Un acte désespéré qui traduit le malaise profond des postiers face à la dégradation de leurs conditions de travail. C’est ainsi que
la CGT interprète le suicide, samedi, de Robert Palpant, caissier au bureau de Poste des quartiers Sud de Vitrolles. Sa veuve elle-même postière ne veut pas entendre parler de problèmes
personnels pour expliquer le geste de son mari. " Madame Palpant s’est exprimée publiquement. Elle est catégorique, ils n’avaient pas de difficultés financières, leurs deux enfants ont réussi
leurs études, rien dans sa vie personnelle n’a pu être le déclencheur d’un tel acte ", explique Michel Franchi de la CGT activités postales 13.
" Chez les postiers, l’émotion est grande, nous avons lancé un appel à cesser le travail pour honorer sa mémoire à l’occasion de ses
obsèques* ", témoigne le syndicaliste. La CGT y sera représentée officiellement. A la demande de la famille, aucun cadre ni membre de la direction n’y participera en revanche.
Interrogé sur ce triste événement, Laurent Mirallès au nom de La Poste, tient à " s’associer à la douleur des proches de Robert
Palpant " tout en affirmant que " la direction refuse d’établir tout lien avec les conditions de travail ".
Pour lui, " la lettre adressée au directeur de La Poste par Robert Palpant le 5 janvier n’évoque pas cette question, mais une
inquiétude sur une vérification comptable ". " L’agent qui a mis fin à ses jours n’a nullement été concerné par la nouvelle organisation mise en place il y a huit mois pour dimensionner le
personnel à l’activité de chaque bureau ", ajoute-t-il.
Dénégations de la direction
Le syndrome Orange-France Télécom aurait-il atteint La Poste après son changement de statut en mars 2010 et l’ouverture à la
concurrence, le 1er janvier dernier, de la distribution des courriers de moins de 50 grammes ?
"Aucune comparaison n’est possible, on ne peut faire du suicide un axe de communication. En tant que premier employeur de France,
nous connaissons des drames, il faut de la pudeur et de la retenue ", répond Laurent Mirrallès qui annonce par ailleurs la mise en place d’un " dispositif d’écoute " avec psychologue dès lundi
dans le bureau endeuillé.
Du côté de la CGT, c’est un tout autre son de cloche qui se fait entendre. " Ce n’est pas un cas isolé. Depuis moins d’un an, c’est
le 5e suicide de postiers dans les Bouches-du-Rhône ! ", s’indigne Michel Franchi.

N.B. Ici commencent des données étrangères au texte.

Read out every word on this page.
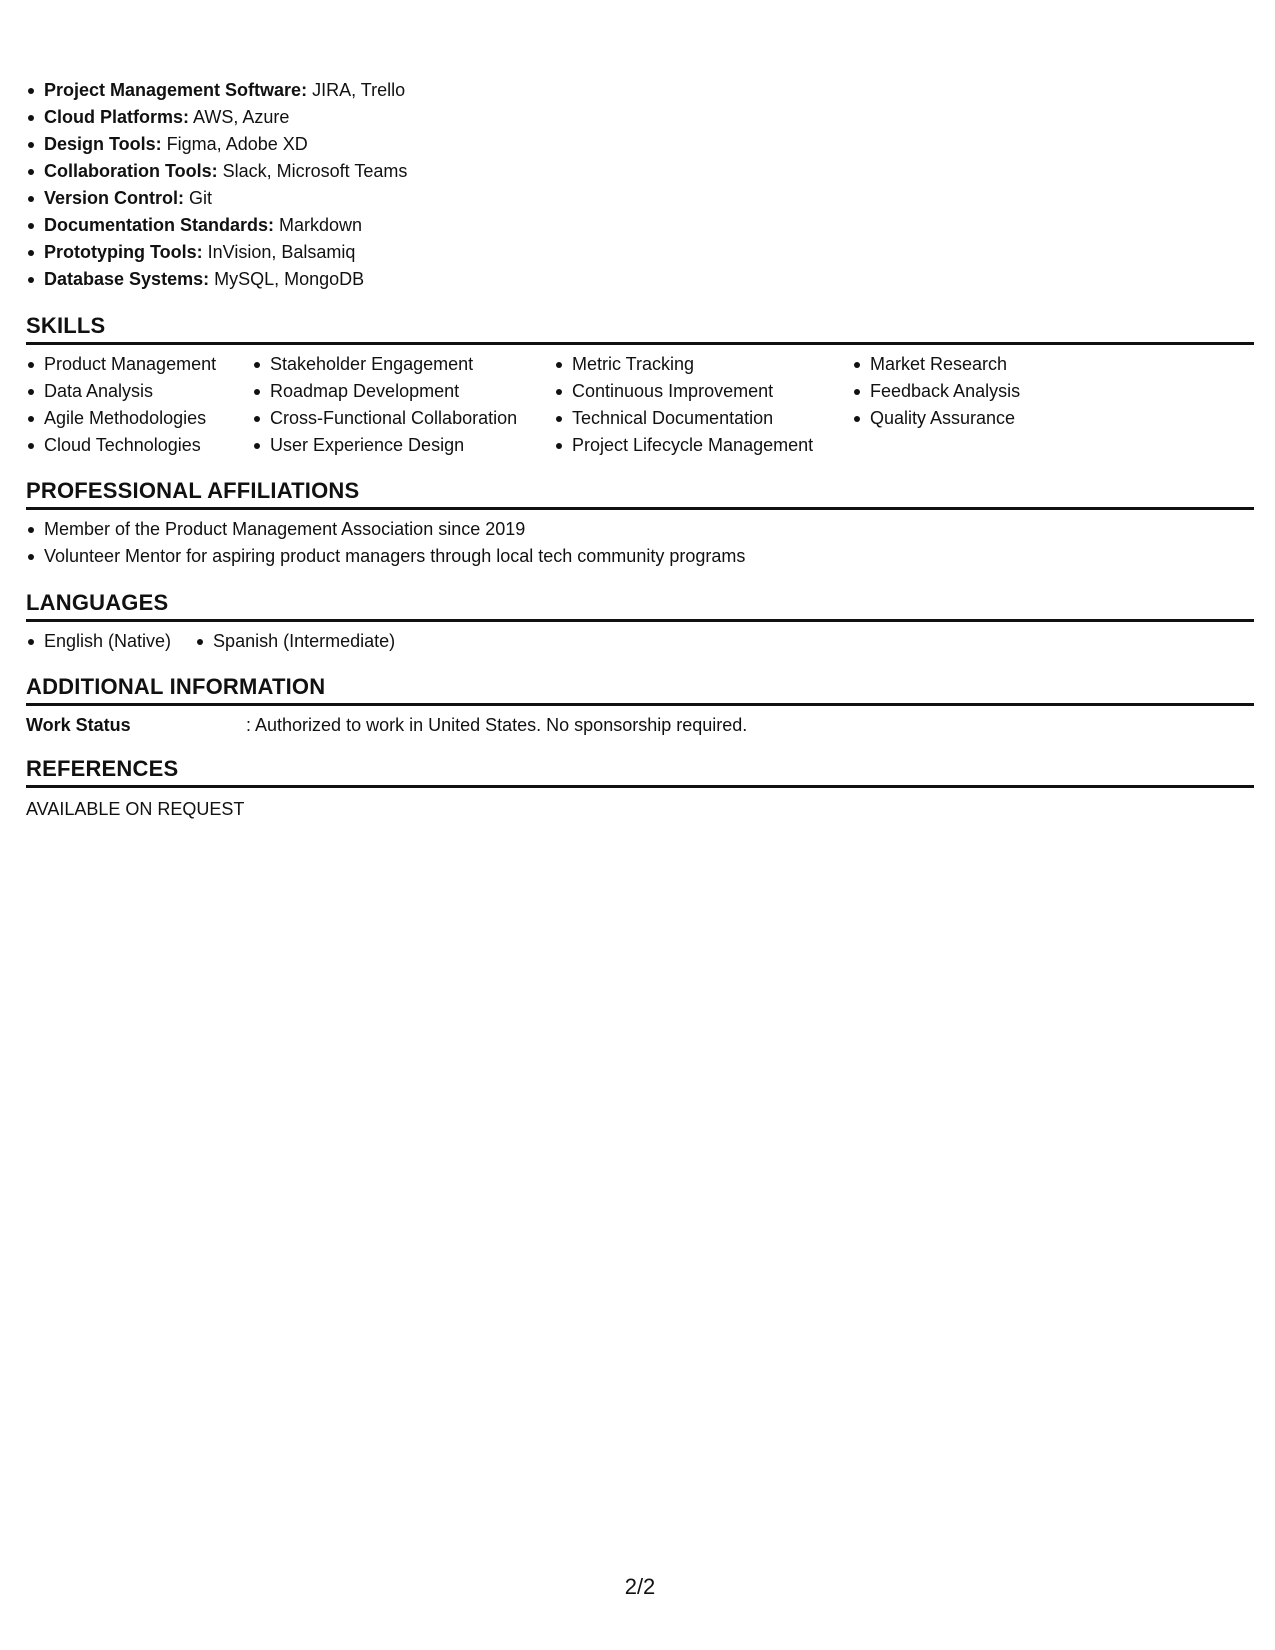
Project Management Software: JIRA, Trello
Cloud Platforms: AWS, Azure
Design Tools: Figma, Adobe XD
Collaboration Tools: Slack, Microsoft Teams
Version Control: Git
Documentation Standards: Markdown
Prototyping Tools: InVision, Balsamiq
Database Systems: MySQL, MongoDB
SKILLS
Product Management
Data Analysis
Agile Methodologies
Cloud Technologies
Stakeholder Engagement
Roadmap Development
Cross-Functional Collaboration
User Experience Design
Metric Tracking
Continuous Improvement
Technical Documentation
Project Lifecycle Management
Market Research
Feedback Analysis
Quality Assurance
PROFESSIONAL AFFILIATIONS
Member of the Product Management Association since 2019
Volunteer Mentor for aspiring product managers through local tech community programs
LANGUAGES
English (Native)	Spanish (Intermediate)
ADDITIONAL INFORMATION
Work Status	: Authorized to work in United States. No sponsorship required.
REFERENCES
AVAILABLE ON REQUEST
2/2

Au-delà de l’émotion, les luttes
Le cégétiste insiste: " Ce drame intervient dans un contexte difficile. Presque tous les bureaux en sont à leur 3e réorganisation
avec, en arrière fond, l’objectif de La Poste de supprimer 40% des emplois à horizon 2015. " Pour lui, la situation appelle, au-delà de l’émotion, à des luttes " contre l’installation de la
précarité, les non-remplacement et la pression croissante ".
"Les postiers du 2e arrondissement de Marseille sont en grève depuis près de 100 jours contre ce cocktail explosif. Ils se heurtent
au refus de la direction de négocier. C’est aussi prendre une responsabilité dangereuse ", conclut-il.